The iPhone 5S is OFFICIAL!! Apple is back in the smartphone camera game with numerous improvements to automatic image adjustments, stabilization, and an amazing hardware innovation called “dual LED flash”.
Last week, we posted our reviews of 2013’s best smartphone cameras, which favored the Nokia Lumia 1020 and HTC One over the iPhone 5’s camera. As smartphone cameras become increasingly more capable, the convenience of combining a phone with point and shoot capabilities is very appealing – one less device to carry, potential money savings, and all the benefits of wireless data transfer.
So how does the new iPhone 5s’s camera compare to the market’s current best smartphone cameras? Read on for our thoughts on the new iPhone 5S camera.
iPhone 5S Camera Hardware
The iPhone 5S camera hardware is remarkable for its first-in-the-world dual LED flash hardware feature.
One flash handles warming (orange balance), the other does cooling (blue balance), and together they contribute to a properly-colored image, no post-processing required. Are orange-tinted images a thing of the past? We hope so!
This is a first for cameras, not just smartphones. Normally we’d say don’t use flash, but this flash is designed to balance color. The two LEDs can create over 1000 combinations to get the color balance just right in your photos.
Other hardware additions include:
- Five-element Apple-designed lens
- Larger f/2.2 aperture
- New sensor with a 15% larger active area
- Sensor pixels are 1.5 microns in size, larger than last year’s iPhone 5’s (more light = better picture, less grain and sharper)
iPhone 5S Camera Software
Numerous software innovations have made the iPhone 5S the best at “just point and shoot a great photo” photography. Apple is constantly improving their automatic built-in camera software, and the 5S offers improvements to:
- auto white balance
- auto color
- image stabilization – ties into the phone’s sophisticated built-in motion detection system to counteract blurring
- dynamic local tone mapping – the camera reads the environment you’re in to improve shadows/highlights
- auto focusing
Behind the scenes, the iPhone 5S actually takes multiple photos and analyzes them to figure out which one is sharpest, and only shows you that one.

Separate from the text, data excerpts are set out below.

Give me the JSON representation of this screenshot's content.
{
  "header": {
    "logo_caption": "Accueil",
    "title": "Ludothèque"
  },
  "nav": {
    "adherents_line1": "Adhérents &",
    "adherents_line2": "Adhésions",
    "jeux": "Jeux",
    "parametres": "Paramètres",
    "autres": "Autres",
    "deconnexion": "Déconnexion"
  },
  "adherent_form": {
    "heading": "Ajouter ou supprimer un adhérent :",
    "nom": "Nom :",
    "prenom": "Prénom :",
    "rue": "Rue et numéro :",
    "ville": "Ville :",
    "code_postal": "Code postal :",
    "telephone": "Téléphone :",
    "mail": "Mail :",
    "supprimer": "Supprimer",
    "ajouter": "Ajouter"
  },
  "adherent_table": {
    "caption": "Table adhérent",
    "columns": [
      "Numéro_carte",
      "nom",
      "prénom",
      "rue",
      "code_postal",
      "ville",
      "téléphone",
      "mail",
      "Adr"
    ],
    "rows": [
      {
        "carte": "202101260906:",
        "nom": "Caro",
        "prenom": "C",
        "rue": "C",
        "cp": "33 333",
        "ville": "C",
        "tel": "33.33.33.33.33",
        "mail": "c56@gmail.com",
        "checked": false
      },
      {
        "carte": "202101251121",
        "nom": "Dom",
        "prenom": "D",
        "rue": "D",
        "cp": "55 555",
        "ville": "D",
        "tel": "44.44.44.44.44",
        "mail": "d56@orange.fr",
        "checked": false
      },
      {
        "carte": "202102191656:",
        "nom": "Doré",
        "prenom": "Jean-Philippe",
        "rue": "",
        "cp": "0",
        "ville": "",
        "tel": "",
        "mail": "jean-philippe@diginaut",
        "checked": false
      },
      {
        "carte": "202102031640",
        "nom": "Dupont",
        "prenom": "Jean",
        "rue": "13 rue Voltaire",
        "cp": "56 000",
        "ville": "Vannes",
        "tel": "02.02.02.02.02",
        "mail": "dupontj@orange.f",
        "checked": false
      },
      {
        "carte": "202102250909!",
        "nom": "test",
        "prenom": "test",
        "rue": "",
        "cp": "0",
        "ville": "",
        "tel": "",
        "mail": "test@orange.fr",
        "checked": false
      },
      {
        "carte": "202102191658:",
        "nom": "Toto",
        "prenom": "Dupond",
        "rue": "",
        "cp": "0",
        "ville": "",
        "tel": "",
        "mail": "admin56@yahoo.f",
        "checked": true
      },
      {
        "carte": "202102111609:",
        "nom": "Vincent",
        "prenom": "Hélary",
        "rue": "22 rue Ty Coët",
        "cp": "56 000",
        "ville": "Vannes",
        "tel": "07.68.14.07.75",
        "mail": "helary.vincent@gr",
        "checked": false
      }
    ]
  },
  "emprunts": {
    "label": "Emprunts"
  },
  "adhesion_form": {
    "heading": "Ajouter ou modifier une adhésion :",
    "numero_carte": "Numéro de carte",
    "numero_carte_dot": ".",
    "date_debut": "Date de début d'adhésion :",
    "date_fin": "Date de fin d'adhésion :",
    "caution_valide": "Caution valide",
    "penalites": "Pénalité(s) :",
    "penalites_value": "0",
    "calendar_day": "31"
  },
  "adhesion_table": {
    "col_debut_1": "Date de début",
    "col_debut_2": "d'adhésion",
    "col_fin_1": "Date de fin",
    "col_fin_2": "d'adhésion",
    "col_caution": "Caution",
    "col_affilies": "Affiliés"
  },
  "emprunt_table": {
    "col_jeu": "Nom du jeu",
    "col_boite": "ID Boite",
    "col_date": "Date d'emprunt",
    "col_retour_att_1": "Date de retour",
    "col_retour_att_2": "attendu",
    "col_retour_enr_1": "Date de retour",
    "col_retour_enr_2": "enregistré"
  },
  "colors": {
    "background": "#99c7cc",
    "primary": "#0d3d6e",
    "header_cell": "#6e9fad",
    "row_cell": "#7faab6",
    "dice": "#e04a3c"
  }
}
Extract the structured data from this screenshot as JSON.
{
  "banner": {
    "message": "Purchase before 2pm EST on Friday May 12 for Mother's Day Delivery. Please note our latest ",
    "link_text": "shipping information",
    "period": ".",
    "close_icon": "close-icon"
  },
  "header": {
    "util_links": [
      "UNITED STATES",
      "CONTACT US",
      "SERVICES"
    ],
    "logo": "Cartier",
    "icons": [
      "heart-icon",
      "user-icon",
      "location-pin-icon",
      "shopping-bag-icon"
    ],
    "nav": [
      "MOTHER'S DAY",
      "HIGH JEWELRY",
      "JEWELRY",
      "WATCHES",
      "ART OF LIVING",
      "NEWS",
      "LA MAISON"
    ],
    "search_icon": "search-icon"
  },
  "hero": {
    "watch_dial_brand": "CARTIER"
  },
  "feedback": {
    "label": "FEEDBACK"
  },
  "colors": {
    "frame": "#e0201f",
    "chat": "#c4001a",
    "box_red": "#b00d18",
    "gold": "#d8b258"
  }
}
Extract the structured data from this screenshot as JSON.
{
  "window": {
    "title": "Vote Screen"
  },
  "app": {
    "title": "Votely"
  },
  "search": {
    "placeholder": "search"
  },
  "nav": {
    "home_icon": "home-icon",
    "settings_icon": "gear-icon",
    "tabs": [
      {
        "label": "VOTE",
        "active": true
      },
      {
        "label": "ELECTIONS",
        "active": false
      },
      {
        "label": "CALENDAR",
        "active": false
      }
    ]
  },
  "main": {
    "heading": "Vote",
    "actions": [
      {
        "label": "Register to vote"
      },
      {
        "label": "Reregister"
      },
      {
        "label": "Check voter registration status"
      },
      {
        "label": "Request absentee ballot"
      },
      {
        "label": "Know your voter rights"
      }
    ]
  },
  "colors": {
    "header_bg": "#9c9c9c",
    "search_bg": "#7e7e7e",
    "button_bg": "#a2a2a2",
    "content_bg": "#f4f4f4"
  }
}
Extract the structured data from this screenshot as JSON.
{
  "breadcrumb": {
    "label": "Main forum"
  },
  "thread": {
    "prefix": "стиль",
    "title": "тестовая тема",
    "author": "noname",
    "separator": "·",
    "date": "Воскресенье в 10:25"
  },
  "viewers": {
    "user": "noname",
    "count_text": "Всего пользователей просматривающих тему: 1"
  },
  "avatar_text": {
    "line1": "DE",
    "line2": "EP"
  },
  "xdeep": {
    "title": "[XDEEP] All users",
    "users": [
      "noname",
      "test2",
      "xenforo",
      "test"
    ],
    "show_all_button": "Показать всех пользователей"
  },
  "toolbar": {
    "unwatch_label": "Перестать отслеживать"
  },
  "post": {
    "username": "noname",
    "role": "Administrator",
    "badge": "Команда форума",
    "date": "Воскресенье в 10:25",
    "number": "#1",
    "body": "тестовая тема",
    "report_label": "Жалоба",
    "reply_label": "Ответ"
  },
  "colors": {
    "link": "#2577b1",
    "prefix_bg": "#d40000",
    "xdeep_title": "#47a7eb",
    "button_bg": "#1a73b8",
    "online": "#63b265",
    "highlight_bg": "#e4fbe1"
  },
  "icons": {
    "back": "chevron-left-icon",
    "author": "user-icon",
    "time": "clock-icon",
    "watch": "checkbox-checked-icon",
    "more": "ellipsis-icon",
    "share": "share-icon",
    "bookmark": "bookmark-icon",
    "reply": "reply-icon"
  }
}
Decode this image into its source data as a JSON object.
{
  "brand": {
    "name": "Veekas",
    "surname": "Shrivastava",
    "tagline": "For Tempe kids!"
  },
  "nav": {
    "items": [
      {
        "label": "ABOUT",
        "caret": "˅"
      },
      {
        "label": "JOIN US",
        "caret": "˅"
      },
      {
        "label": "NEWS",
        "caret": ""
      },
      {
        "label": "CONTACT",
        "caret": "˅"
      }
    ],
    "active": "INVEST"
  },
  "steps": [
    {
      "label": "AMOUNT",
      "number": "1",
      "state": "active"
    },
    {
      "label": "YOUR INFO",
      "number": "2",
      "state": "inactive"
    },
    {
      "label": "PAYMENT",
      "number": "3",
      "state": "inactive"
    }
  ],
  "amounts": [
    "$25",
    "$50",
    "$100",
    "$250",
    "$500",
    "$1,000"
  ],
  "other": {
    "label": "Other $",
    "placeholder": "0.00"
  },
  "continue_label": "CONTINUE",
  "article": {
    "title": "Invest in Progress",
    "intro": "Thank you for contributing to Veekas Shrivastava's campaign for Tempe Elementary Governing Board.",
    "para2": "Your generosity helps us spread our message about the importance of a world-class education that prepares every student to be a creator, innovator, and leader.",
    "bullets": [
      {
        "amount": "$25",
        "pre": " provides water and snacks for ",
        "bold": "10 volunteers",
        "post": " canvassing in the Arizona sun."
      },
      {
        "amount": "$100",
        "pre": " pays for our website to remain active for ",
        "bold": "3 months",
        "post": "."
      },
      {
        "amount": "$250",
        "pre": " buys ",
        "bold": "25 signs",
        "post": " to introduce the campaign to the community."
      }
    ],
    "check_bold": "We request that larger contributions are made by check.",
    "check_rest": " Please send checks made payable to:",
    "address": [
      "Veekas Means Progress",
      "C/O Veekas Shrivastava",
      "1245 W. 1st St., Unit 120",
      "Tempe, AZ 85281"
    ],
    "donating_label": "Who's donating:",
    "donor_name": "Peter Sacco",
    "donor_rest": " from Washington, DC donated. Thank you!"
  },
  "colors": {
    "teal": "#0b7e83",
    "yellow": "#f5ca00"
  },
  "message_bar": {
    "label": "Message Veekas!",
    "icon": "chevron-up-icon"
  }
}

The iPhone 5S also offers the cool “burst mode” that has been available on Samsung, HTC, and Nokia hardware for the better part of the last year. The camera takes 20 shots of action and helps you choose the best one.
Also new to the iPhone 5S are built-in photo filters (an Apple first), so you may not need as many (or any) third-party apps to make your photos look brighter (or grungy). Like its predecessors, the iPhone 5S includes only a few on-device photo filters or editing capabilities There’s no manual aperture or white balance, but the built-in stuff is so good you may not need it.
Best of all, the iPhone 5S is still backed by the world’s largest app market, which offers many useful free and paid photo editing apps.
Is it a game changer?
Yes. If you wanted an iPhone but were considering an Android instead to get a better camera, the improvements to the new iPhone’s camera ought to be enough to bring you back.
The iPhone 5S has caught Apple up to its competitors Samsung, HTC, and Nokia. It’s a fantastic camera attached to an amazing phone (did you hear about the fingerprint scanner?!).
The new iPhone is expected to be available on September 20, 2013 (just over a week away). Keep in mind that the newest iPhone model usually suffers from supply issues that may delay the shipping of your new phone.
Wait, what about the iPhone 5C?
In terms of hardware and camera capabilities, the iPhone 5C is virtually identical to the iPhone 5 of last year. If you’re wondering how the iPhone 5 or iPhone 5C stack up against the competition, check out our comparison chart of the iPhone 5 vs. competitors right here.
Getting an iPhone 5C won’t give you the cool new dual LED flash color balance feature. The iPhone 5C’s camera is If you really want a next-gen smartphone camera that’s going to last you a couple years or more, consider springing for the iPhone 5S.